Along with their father LeMoine, mother Nancy Bordeaux, and sister Tiana, the LaPointe brothers conceived a plan to invite Indigenous leaders from around the world to Minnesota – the font of much of the Earth’s fresh water – for a summit, which they are calling Mni Wakan: A Decade of Water.

Thorne and Wakinyan put their heads together and wrote a summons to the world’s Indigenous leaders. It came in the form of a formal statement, or in the lingo of the United Nations, an “intervention” on water.

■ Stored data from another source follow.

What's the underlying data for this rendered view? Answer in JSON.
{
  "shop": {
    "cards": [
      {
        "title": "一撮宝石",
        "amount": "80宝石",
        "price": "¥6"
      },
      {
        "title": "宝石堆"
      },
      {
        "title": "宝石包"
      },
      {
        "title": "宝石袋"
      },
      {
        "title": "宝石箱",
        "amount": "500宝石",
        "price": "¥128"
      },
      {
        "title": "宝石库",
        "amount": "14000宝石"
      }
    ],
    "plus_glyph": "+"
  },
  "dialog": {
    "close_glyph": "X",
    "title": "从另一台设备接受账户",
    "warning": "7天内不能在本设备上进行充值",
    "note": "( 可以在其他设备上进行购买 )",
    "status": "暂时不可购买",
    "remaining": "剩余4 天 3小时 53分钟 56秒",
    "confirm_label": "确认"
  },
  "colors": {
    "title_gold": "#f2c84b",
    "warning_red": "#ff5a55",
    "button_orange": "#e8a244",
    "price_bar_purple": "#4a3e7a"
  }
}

“The statement, a broad interpretation of the water crisis this world is experiencing, reiterated our Lakota values: Mni Wakan: water is sacred; Mni Pejuta: water is medicine; and Mni Wiconi: Water is Life,” says Wakinyan. “In our Lakota way, it is our responsibility to strengthen our relationship with water. The statement was intended to acknowledge that relationship and place it in everyone’s minds. In the process of so doing, we invited indigenous peoples, and the appropriate UN representatives, to come to Mni Wakan: Decade of Water. This will be an indigenous led, indigenous centered, water summit, which we are planning for April of 2017.”